Why Young Readers Want Dark* Stories

All good stories deal with darkness in one form or another. It’s what makes stories. S#%& has to happen. But some books delve much deeper into the dark side than others. “Wallow” comes to mind. And they sell like hotcakes!! Why is this?

Kids love Fairy Tales. I’m talking the real, violent, scary ones where heads and limbs get chopped off and red hot coals and pokers are used in alarming ways. Albert Einstein said, “If you want your children to be intelligent, read them fairy tales.  If you want them to be more intelligent, read them more fairy tales.”

Teens love YA novels, where characters hunt one another or starve themselves to death.

We know adults love horror and tragedy. Look at the sales figures for Steven King and the staying power of Edgar Allen Poe. 

Are we messed up? Masochists? Sadists?

Perhaps. But not because of the stories we read.

Of course, there are many stories that are not appropriate for children and even younger teens. The nice thing about books is that there are librarians, teachers and parents to help kids choose. This may come as a surprise but if one is too dark for a particular reader, they’ll simply put it down. Everyone has their threshold and their taste.  Some of us have really high thresholds and strong appetites.

Kids are capable of choosing what they need. Teens and kids of all ages are seeking out stories that explore darkness in its many incarnations because they make us stronger and kinder and show us the light.

 What?

That’s right. Dark stories allow us to exorcize our deepest, sometimes nameless fears. We step into the shoes of someone who is going through something overwhelming and frightening, and experience it vicariously. We try these fears on, rehearse them (in the comfort of our chair), manage them, and release them. 

It helps us understand ourselves.

It helps us understand others.

In a study published in the Journal of Science (Sept 2013, Kidd and Castano), as reported in the New York Times, reading and especially literary fiction, increases empathy, social perception, and emotional intelligence.

Dark Stories tell the truth: The world is full of suffering and we all get our share. Some get more.

Children already know this. Teens confront it regularly.

What they want, is to get a handle on it.

 Insisting dark must be avoided, and discouraging kids who are ready for it, is what can be harmful, I would argue. We parents are charged with preparing our children for life, and from the safety of our love and protection, part of this includes letting them explore that there ARE big bad wolves out there. Nothing is safer than doing so between the covers of a book. 

Plus, forewarned is forearmed. 

When we confront the fact that darkness does exist, and for some of us, even get in it up to our elbows and wallow in it, it diminishes darkness’s power over us.

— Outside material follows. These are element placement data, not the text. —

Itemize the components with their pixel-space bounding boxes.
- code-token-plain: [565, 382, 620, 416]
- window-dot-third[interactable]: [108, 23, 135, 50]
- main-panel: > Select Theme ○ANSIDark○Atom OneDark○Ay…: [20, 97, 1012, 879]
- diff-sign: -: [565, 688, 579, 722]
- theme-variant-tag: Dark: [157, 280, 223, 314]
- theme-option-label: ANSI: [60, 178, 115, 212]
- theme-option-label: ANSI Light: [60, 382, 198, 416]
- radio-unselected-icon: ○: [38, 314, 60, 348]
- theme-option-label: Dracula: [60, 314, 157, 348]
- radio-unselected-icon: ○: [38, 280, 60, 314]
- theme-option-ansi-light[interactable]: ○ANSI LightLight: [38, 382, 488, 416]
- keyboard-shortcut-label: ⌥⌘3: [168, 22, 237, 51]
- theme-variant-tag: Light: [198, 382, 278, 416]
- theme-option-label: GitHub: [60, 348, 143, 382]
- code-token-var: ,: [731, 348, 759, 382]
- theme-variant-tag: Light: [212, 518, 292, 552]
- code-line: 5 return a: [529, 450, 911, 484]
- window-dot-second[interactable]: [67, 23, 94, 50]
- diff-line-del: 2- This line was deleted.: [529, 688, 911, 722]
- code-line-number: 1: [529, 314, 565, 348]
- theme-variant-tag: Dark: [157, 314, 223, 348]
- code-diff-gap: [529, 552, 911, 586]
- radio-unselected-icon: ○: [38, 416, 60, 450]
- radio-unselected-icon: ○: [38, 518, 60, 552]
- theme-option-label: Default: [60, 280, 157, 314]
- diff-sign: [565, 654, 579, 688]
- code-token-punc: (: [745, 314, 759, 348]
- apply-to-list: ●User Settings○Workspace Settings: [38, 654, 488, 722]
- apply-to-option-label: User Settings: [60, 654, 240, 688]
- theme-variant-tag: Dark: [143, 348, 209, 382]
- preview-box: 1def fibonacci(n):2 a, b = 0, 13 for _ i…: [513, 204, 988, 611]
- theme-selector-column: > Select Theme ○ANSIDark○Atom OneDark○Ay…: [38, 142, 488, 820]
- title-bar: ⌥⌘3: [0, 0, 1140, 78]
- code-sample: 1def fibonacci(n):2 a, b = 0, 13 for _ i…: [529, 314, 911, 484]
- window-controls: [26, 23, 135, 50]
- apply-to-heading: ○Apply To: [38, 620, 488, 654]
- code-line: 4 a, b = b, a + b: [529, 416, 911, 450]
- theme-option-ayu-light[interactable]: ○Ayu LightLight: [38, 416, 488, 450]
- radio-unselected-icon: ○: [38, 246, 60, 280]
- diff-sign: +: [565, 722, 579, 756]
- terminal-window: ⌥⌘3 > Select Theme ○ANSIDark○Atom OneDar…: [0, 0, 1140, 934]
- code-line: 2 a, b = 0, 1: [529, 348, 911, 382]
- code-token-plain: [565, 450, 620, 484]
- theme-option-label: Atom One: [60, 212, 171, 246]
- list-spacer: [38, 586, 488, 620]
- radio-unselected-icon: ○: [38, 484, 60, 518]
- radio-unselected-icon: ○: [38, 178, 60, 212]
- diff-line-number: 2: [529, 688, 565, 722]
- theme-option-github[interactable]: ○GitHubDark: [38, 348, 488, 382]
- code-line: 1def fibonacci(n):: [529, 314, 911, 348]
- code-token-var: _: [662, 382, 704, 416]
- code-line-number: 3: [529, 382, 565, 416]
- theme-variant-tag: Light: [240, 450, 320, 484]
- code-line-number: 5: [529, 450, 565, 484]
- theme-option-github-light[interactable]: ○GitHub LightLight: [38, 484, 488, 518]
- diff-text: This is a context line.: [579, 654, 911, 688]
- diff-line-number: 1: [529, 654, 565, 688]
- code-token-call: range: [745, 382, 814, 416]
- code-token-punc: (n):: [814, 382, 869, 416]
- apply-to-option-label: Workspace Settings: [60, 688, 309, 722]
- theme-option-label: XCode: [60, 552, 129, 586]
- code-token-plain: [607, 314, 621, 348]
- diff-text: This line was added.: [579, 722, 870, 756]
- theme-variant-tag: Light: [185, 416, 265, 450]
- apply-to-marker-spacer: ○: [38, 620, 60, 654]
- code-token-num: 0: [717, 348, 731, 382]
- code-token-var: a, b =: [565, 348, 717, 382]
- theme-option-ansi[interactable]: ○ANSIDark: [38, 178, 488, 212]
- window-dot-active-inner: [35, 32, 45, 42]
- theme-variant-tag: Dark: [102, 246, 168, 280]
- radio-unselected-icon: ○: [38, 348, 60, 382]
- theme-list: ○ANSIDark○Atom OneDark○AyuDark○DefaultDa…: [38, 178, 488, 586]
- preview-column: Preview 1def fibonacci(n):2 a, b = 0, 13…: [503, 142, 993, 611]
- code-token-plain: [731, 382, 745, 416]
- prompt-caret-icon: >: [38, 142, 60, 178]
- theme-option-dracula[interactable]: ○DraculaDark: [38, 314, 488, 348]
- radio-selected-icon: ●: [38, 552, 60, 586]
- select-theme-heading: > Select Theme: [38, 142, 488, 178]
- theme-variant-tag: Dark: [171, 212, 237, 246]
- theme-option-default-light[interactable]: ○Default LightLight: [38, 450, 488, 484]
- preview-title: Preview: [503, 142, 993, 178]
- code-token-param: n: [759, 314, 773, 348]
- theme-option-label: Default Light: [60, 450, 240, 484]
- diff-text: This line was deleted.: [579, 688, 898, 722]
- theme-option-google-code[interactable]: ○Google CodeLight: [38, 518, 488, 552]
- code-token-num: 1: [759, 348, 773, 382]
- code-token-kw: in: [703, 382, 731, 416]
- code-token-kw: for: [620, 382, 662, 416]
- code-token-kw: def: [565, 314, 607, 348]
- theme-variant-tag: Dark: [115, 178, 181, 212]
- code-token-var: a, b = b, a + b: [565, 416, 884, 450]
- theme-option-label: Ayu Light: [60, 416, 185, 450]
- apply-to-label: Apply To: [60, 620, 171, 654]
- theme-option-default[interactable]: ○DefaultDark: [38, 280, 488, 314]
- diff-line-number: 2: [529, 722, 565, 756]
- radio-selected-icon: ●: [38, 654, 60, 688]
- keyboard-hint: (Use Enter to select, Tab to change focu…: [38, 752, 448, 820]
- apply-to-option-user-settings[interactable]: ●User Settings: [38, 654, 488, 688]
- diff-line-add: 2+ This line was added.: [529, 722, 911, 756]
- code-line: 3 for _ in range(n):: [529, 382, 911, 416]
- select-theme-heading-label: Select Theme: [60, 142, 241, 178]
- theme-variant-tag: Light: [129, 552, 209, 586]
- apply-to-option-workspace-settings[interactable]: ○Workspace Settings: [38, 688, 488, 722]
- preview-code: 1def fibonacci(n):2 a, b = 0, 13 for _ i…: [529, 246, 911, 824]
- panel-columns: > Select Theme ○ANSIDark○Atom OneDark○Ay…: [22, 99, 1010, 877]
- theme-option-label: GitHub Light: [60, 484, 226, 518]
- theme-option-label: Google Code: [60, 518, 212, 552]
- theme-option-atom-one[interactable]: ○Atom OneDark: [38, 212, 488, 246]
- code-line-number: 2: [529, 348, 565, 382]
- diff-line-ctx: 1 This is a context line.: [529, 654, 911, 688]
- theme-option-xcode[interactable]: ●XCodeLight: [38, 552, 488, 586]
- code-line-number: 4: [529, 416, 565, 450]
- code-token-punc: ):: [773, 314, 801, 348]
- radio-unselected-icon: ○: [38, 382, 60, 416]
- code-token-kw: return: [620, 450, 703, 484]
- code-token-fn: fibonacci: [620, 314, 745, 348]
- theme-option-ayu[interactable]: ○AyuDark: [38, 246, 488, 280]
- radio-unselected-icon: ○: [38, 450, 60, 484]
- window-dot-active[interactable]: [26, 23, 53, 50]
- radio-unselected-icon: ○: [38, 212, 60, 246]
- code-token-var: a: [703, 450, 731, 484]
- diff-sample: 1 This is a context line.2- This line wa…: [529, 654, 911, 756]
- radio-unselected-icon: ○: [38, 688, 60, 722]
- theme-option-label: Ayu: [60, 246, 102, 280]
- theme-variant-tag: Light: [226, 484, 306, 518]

Like yin and yang, the world we live in, and we humans ourselves, have darkness and light coexisting side by side. We must understand one to understand the other.

As Adam Gidwitz, the author of A TALE DARK AND GRIMM says, “It is only in the darkest places that we find the brightest beauty and the most luminous wisdom.”

*Stories with unsettling situations and characters who cause or endure loss, suffering, and death.